Zu dieser Einschätzung gelangte auch das Bundesgesundheitsministerium. Am 22. Dezember legte es einen Entwurf für die 15. Novelle des Arzneimittelgesetzes (AMG) vor, wonach fortan neben Apotheken auch Pharmahersteller und Arzneimittelgroßhändler den öffentlichen Versorgungsauftrag wahrnehmen sollen. Um dies auch bei billigen Arzneimitteln zu gewährleisten, fordert der Gesetzentwurf eine Umstellung der Großhandelsspanne vom derzeitigen prozentualen, preisabhängigen Zuschlag auf einen preisunabhängigen Fixbetrag plus prozentualen Logistikzuschlag.
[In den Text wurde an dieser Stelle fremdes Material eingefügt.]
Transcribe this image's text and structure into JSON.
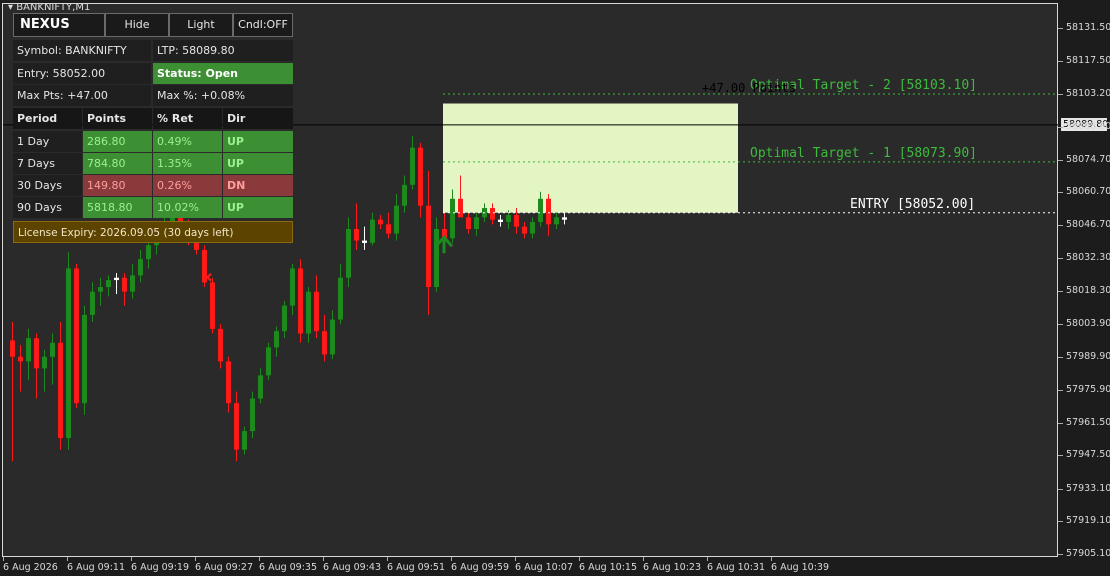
{
  "window": {
    "symbol_title": "BANKNIFTY,M1"
  },
  "panel": {
    "brand": "NEXUS",
    "buttons": {
      "hide": "Hide",
      "light": "Light",
      "cndl": "Cndl:OFF"
    },
    "symbol": "Symbol: BANKNIFTY",
    "ltp": "LTP: 58089.80",
    "entry": "Entry: 58052.00",
    "status": "Status: Open",
    "max_pts": "Max Pts: +47.00",
    "max_pct": "Max %:  +0.08%",
    "table_headers": [
      "Period",
      "Points",
      "% Ret",
      "Dir"
    ],
    "rows": [
      {
        "period": "1 Day",
        "points": "286.80",
        "ret": "0.49%",
        "dir": "UP",
        "up": true
      },
      {
        "period": "7 Days",
        "points": "784.80",
        "ret": "1.35%",
        "dir": "UP",
        "up": true
      },
      {
        "period": "30 Days",
        "points": "149.80",
        "ret": "0.26%",
        "dir": "DN",
        "up": false
      },
      {
        "period": "90 Days",
        "points": "5818.80",
        "ret": "10.02%",
        "dir": "UP",
        "up": true
      }
    ],
    "license": "License Expiry: 2026.09.05  (30 days left)"
  },
  "annotations": {
    "target2": "Optimal Target - 2 [58103.10]",
    "target1": "Optimal Target - 1 [58073.90]",
    "entry_label": "ENTRY [58052.00]",
    "max_points": "+47.00 Points"
  },
  "current_price_label": "58089.80",
  "colors": {
    "bull": "#1e8a1e",
    "bear": "#ff1a1a",
    "doji": "#ffffff",
    "zone": "#e3f5c2",
    "target_line": "#3dbb3d",
    "entry_line": "#ffffff"
  },
  "chart_data": {
    "type": "candlestick",
    "symbol": "BANKNIFTY",
    "timeframe": "M1",
    "y_ticks": [
      "58131.50",
      "58117.50",
      "58103.20",
      "58088.80",
      "58074.70",
      "58060.70",
      "58046.70",
      "58032.30",
      "58018.30",
      "58003.90",
      "57989.90",
      "57975.90",
      "57961.50",
      "57947.50",
      "57933.10",
      "57919.10",
      "57905.10"
    ],
    "ylim": [
      57904,
      58139
    ],
    "x_ticks": [
      "6 Aug 2026",
      "6 Aug 09:11",
      "6 Aug 09:19",
      "6 Aug 09:27",
      "6 Aug 09:35",
      "6 Aug 09:43",
      "6 Aug 09:51",
      "6 Aug 09:59",
      "6 Aug 10:07",
      "6 Aug 10:15",
      "6 Aug 10:23",
      "6 Aug 10:31",
      "6 Aug 10:39"
    ],
    "current_price": 58089.8,
    "entry": 58052.0,
    "target1": 58073.9,
    "target2": 58103.1,
    "zone_top": 58099.0,
    "signals": [
      {
        "type": "sell-cross",
        "price": 58024.0,
        "candle": 24
      },
      {
        "type": "buy-arrow",
        "price": 58038.0,
        "candle": 54
      }
    ],
    "candles": [
      [
        57997,
        58005,
        57945,
        57990
      ],
      [
        57990,
        57995,
        57975,
        57988
      ],
      [
        57988,
        58002,
        57980,
        57998
      ],
      [
        57998,
        58000,
        57972,
        57985
      ],
      [
        57985,
        57993,
        57975,
        57990
      ],
      [
        57990,
        58000,
        57978,
        57996
      ],
      [
        57996,
        58005,
        57950,
        57955
      ],
      [
        57955,
        58035,
        57950,
        58028
      ],
      [
        58028,
        58030,
        57968,
        57970
      ],
      [
        57970,
        58012,
        57965,
        58008
      ],
      [
        58008,
        58022,
        58005,
        58018
      ],
      [
        58018,
        58024,
        58012,
        58020
      ],
      [
        58020,
        58025,
        58016,
        58023
      ],
      [
        58023,
        58026,
        58017,
        58024
      ],
      [
        58024,
        58026,
        58012,
        58018
      ],
      [
        58018,
        58030,
        58015,
        58025
      ],
      [
        58025,
        58036,
        58022,
        58032
      ],
      [
        58032,
        58040,
        58028,
        58038
      ],
      [
        58038,
        58045,
        58034,
        58043
      ],
      [
        58043,
        58050,
        58040,
        58047
      ],
      [
        58047,
        58055,
        58042,
        58052
      ],
      [
        58052,
        58056,
        58040,
        58045
      ],
      [
        58045,
        58049,
        58038,
        58042
      ],
      [
        58042,
        58046,
        58034,
        58036
      ],
      [
        58036,
        58038,
        58020,
        58022
      ],
      [
        58022,
        58024,
        58000,
        58002
      ],
      [
        58002,
        58004,
        57985,
        57988
      ],
      [
        57988,
        57990,
        57966,
        57970
      ],
      [
        57970,
        57975,
        57945,
        57950
      ],
      [
        57950,
        57960,
        57948,
        57958
      ],
      [
        57958,
        57975,
        57955,
        57972
      ],
      [
        57972,
        57985,
        57970,
        57982
      ],
      [
        57982,
        57996,
        57980,
        57994
      ],
      [
        57994,
        58003,
        57990,
        58001
      ],
      [
        58001,
        58014,
        57998,
        58012
      ],
      [
        58012,
        58030,
        58008,
        58028
      ],
      [
        58028,
        58032,
        57996,
        58000
      ],
      [
        58000,
        58020,
        57996,
        58018
      ],
      [
        58018,
        58025,
        57998,
        58001
      ],
      [
        58001,
        58008,
        57988,
        57991
      ],
      [
        57991,
        58010,
        57989,
        58006
      ],
      [
        58006,
        58030,
        58004,
        58024
      ],
      [
        58024,
        58050,
        58020,
        58045
      ],
      [
        58045,
        58056,
        58036,
        58040
      ],
      [
        58040,
        58046,
        58036,
        58039
      ],
      [
        58039,
        58052,
        58038,
        58049
      ],
      [
        58049,
        58051,
        58045,
        58047
      ],
      [
        58047,
        58052,
        58041,
        58043
      ],
      [
        58043,
        58060,
        58040,
        58055
      ],
      [
        58055,
        58068,
        58052,
        58064
      ],
      [
        58064,
        58085,
        58062,
        58080
      ],
      [
        58080,
        58082,
        58050,
        58055
      ],
      [
        58055,
        58070,
        58008,
        58020
      ],
      [
        58020,
        58050,
        58018,
        58045
      ],
      [
        58045,
        58052,
        58038,
        58041
      ],
      [
        58041,
        58062,
        58039,
        58058
      ],
      [
        58058,
        58068,
        58055,
        58050
      ],
      [
        58050,
        58052,
        58043,
        58045
      ],
      [
        58045,
        58052,
        58042,
        58050
      ],
      [
        58050,
        58056,
        58048,
        58054
      ],
      [
        58054,
        58056,
        58047,
        58049
      ],
      [
        58049,
        58051,
        58046,
        58048
      ],
      [
        58048,
        58053,
        58045,
        58051
      ],
      [
        58051,
        58054,
        58043,
        58046
      ],
      [
        58046,
        58048,
        58041,
        58043
      ],
      [
        58043,
        58050,
        58041,
        58048
      ],
      [
        58048,
        58061,
        58046,
        58058
      ],
      [
        58058,
        58060,
        58042,
        58047
      ],
      [
        58047,
        58052,
        58045,
        58050
      ],
      [
        58050,
        58052,
        58047,
        58049
      ]
    ]
  }
}
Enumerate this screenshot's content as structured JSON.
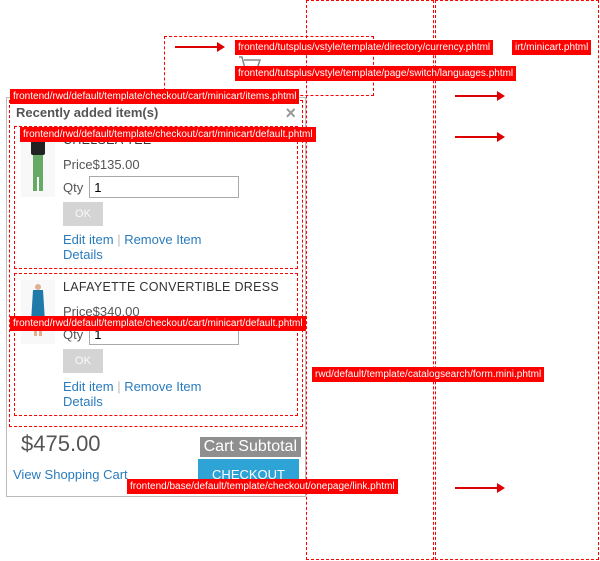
{
  "top_hints": {
    "currency": "frontend/tutsplus/vstyle/template/directory/currency.phtml",
    "currency_right": "irt/minicart.phtml",
    "languages": "frontend/tutsplus/vstyle/template/page/switch/languages.phtml"
  },
  "minicart": {
    "items_hint": "frontend/rwd/default/template/checkout/cart/minicart/items.phtml",
    "default_hint": "frontend/rwd/default/template/checkout/cart/minicart/default.phtml",
    "title": "Recently added item(s)",
    "items": [
      {
        "name": "CHELSEA TEE",
        "price_label": "Price",
        "currency": "$",
        "price": "135.00",
        "qty_label": "Qty",
        "qty": "1",
        "ok": "OK",
        "edit": "Edit item",
        "sep": " | ",
        "remove": "Remove Item",
        "details": "Details"
      },
      {
        "name": "LAFAYETTE CONVERTIBLE DRESS",
        "price_label": "Price",
        "currency": "$",
        "price": "340.00",
        "qty_label": "Qty",
        "qty": "1",
        "ok": "OK",
        "edit": "Edit item",
        "sep": " | ",
        "remove": "Remove Item",
        "details": "Details"
      }
    ],
    "subtotal_hint": "frontend/base/default/template/checkout/onepage/link.phtml",
    "subtotal_label": "Cart Subtotal",
    "subtotal_currency": "$",
    "subtotal": "475.00",
    "view_cart": "View Shopping Cart",
    "checkout": "CHECKOUT"
  },
  "search_hint": "rwd/default/template/catalogsearch/form.mini.phtml"
}
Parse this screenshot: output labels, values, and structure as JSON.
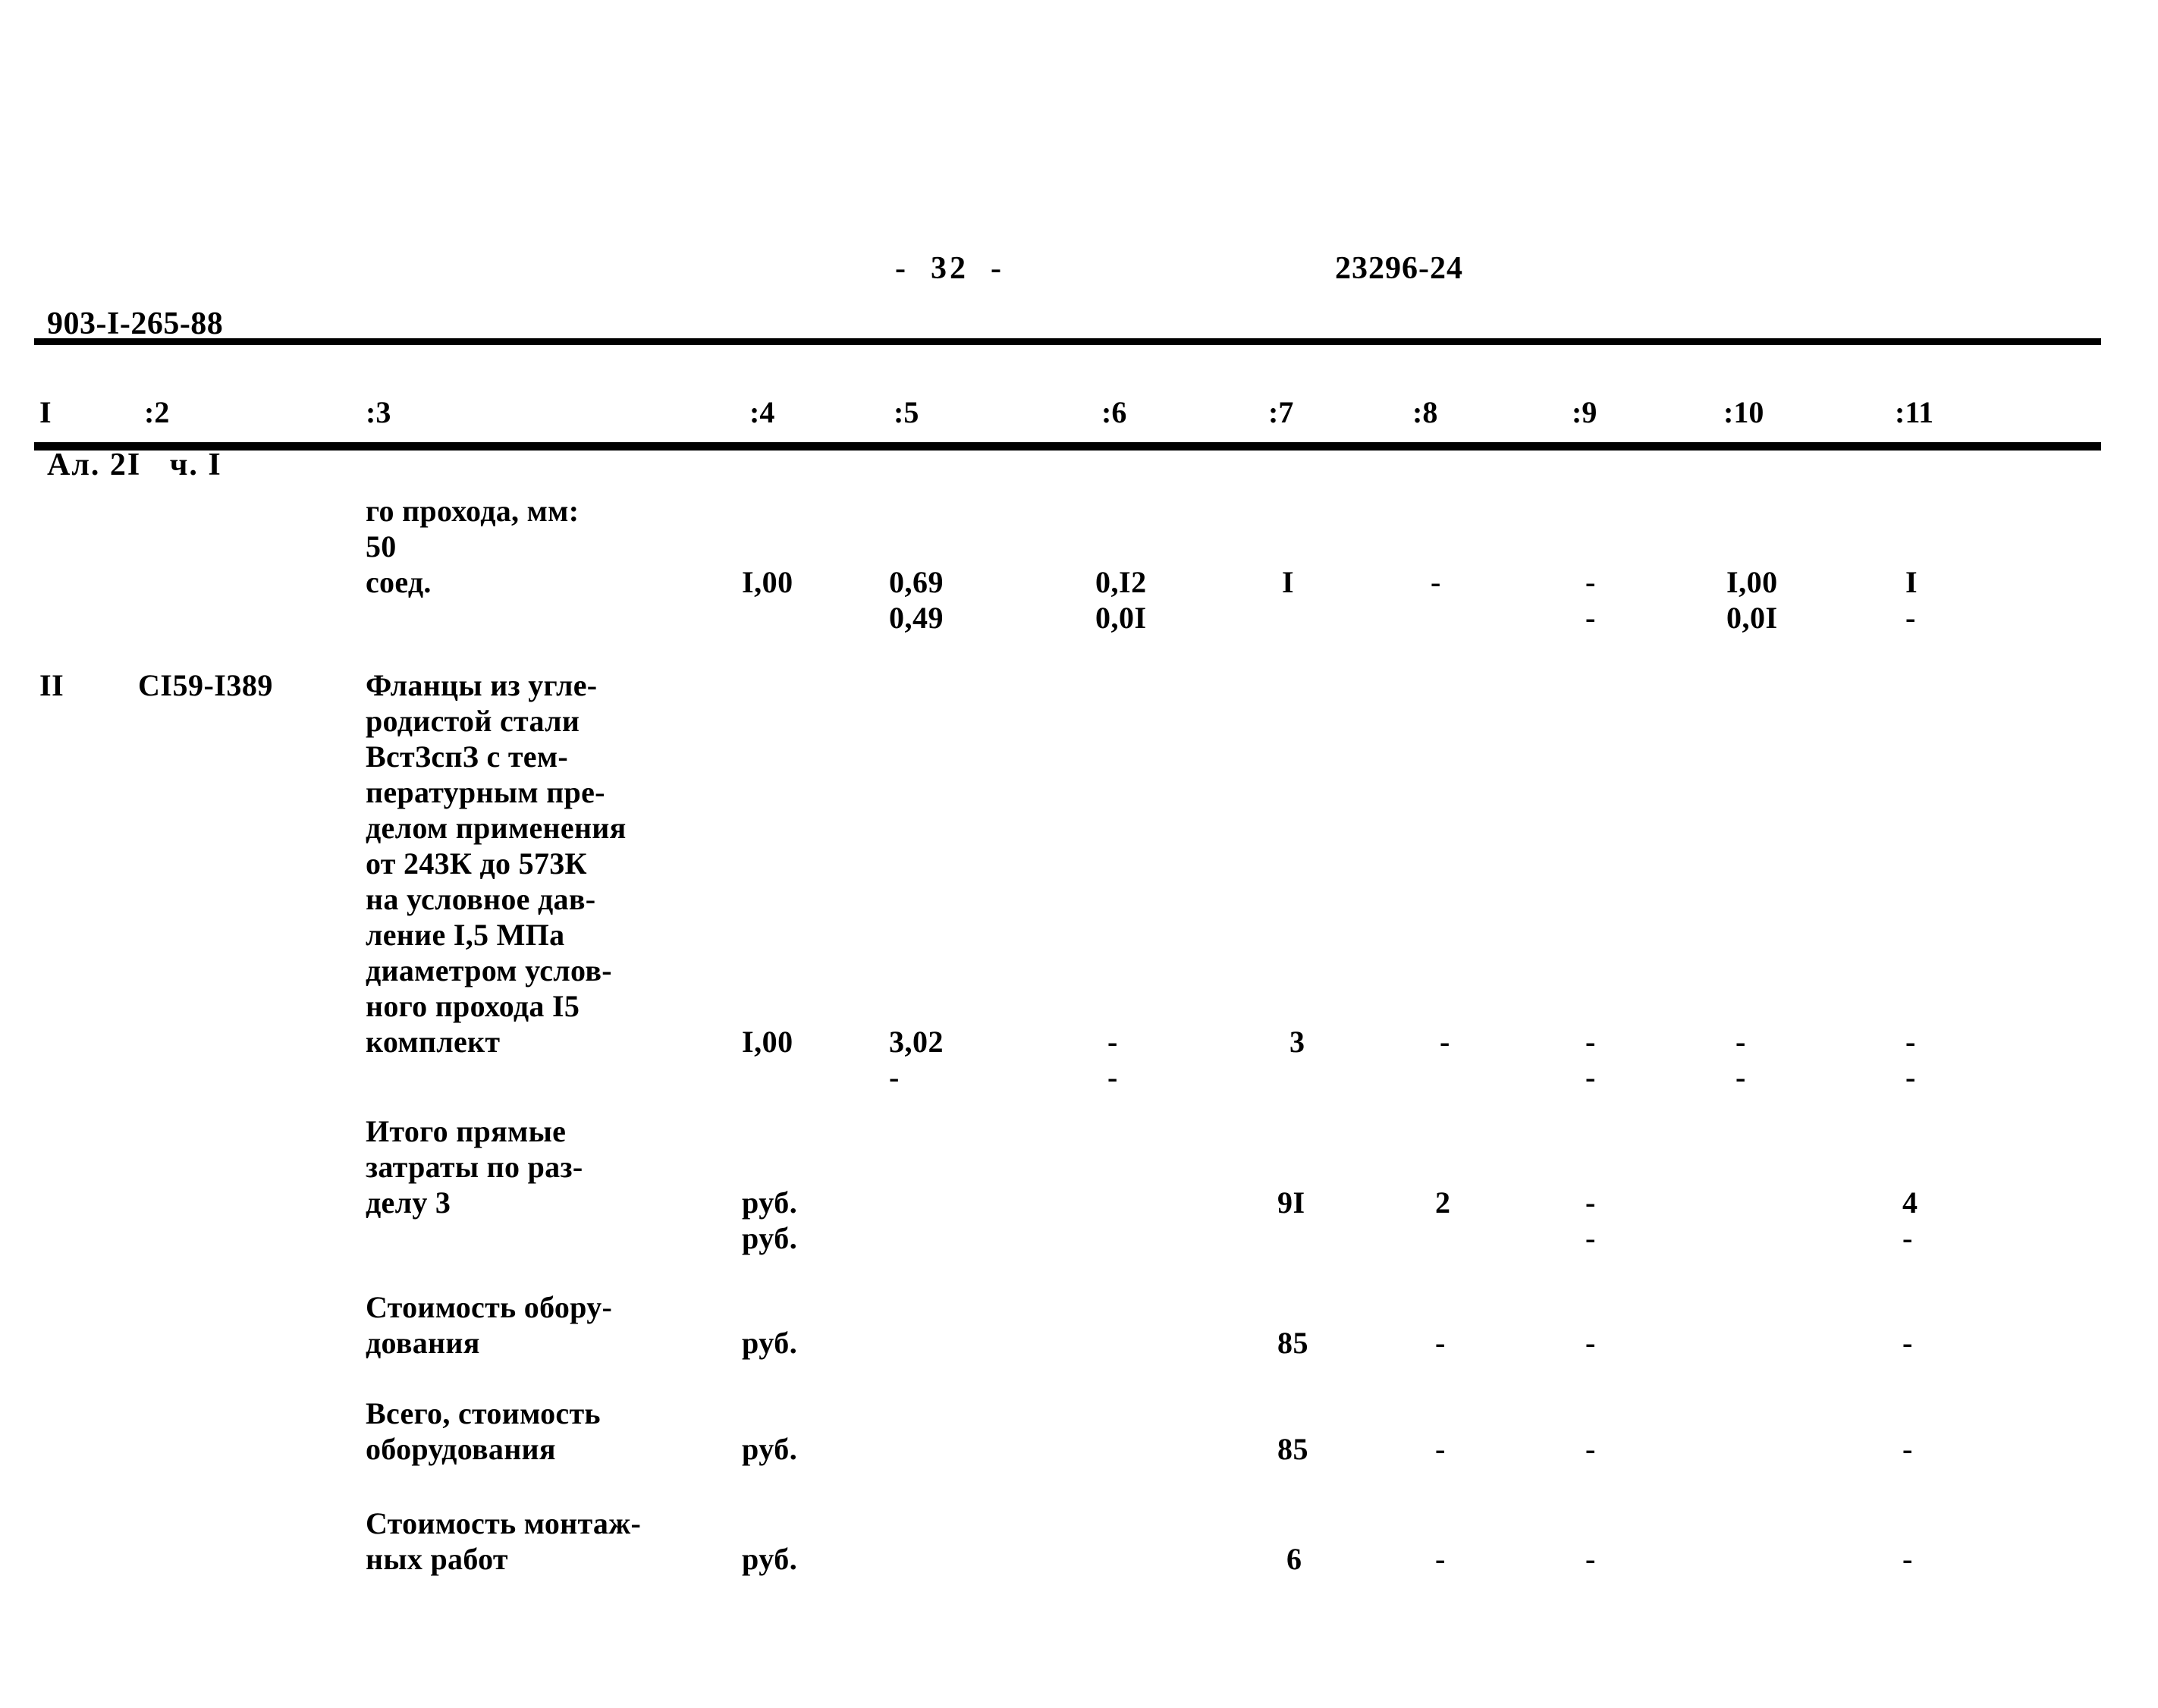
{
  "header": {
    "doc_number": "903-I-265-88",
    "album_part": "Ал. 2I   ч. I",
    "page_marker": "-  32  -",
    "sheet_code": "23296-24"
  },
  "table": {
    "column_headers": [
      "I",
      ":2",
      ":3",
      ":4",
      ":5",
      ":6",
      ":7",
      ":8",
      ":9",
      ":10",
      ":11"
    ],
    "rows": [
      {
        "name": "continued-item-row",
        "c1": "",
        "c2": "",
        "c3": "го прохода, мм:\n50\nсоед.",
        "c4": "I,00",
        "c5": "0,69\n0,49",
        "c6": "0,I2\n0,0I",
        "c7": "I",
        "c8": "-",
        "c9": "-\n-",
        "c10": "I,00\n0,0I",
        "c11": "I\n-"
      },
      {
        "name": "flange-item-row",
        "c1": "II",
        "c2": "CI59-I389",
        "c3": "Фланцы из угле-\nродистой стали\nВстЗспЗ с тем-\nпературным пре-\nделом применения\nот 243К до 573К\nна условное дав-\nление I,5 МПа\nдиаметром услов-\nного прохода I5\nкомплект",
        "c4": "I,00",
        "c5": "3,02\n-",
        "c6": "-\n-",
        "c7": "3",
        "c8": "-",
        "c9": "-\n-",
        "c10": "-\n-",
        "c11": "-\n-"
      },
      {
        "name": "total-direct-costs-row",
        "c1": "",
        "c2": "",
        "c3": "Итого прямые\nзатраты по раз-\nделу 3",
        "c4": "руб.\nруб.",
        "c5": "",
        "c6": "",
        "c7": "9I",
        "c8": "2",
        "c9": "-\n-",
        "c10": "",
        "c11": "4\n-"
      },
      {
        "name": "equipment-cost-row",
        "c1": "",
        "c2": "",
        "c3": "Стоимость обору-\nдования",
        "c4": "руб.",
        "c5": "",
        "c6": "",
        "c7": "85",
        "c8": "-",
        "c9": "-",
        "c10": "",
        "c11": "-"
      },
      {
        "name": "total-equipment-cost-row",
        "c1": "",
        "c2": "",
        "c3": "Всего, стоимость\nоборудования",
        "c4": "руб.",
        "c5": "",
        "c6": "",
        "c7": "85",
        "c8": "-",
        "c9": "-",
        "c10": "",
        "c11": "-"
      },
      {
        "name": "installation-works-cost-row",
        "c1": "",
        "c2": "",
        "c3": "Стоимость монтаж-\nных работ",
        "c4": "руб.",
        "c5": "",
        "c6": "",
        "c7": "6",
        "c8": "-",
        "c9": "-",
        "c10": "",
        "c11": "-"
      }
    ]
  }
}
Bundesgesundheitsministerium und Bundeswirtschaftsministerium sollen einen entsprechenden Vorschlag erarbeiten, der Anfang 2010 in Kraft treten soll. Weiter heißt es in dem Entwurf: »Pharmazeutische Unternehmer müssen eine bedarfsgerechte und kontinuierliche Belieferung vollversorgender Arzneimittelgroßhandlungen gewährleisten.« Diese Formulierung dürfte das Direktgeschäft der Pharmaindustrie erheblich eindämmen. Sollte die AMG-Novelle in dieser Form in Kraft treten, stärkt sie den Großhandel als Partner der Apotheke.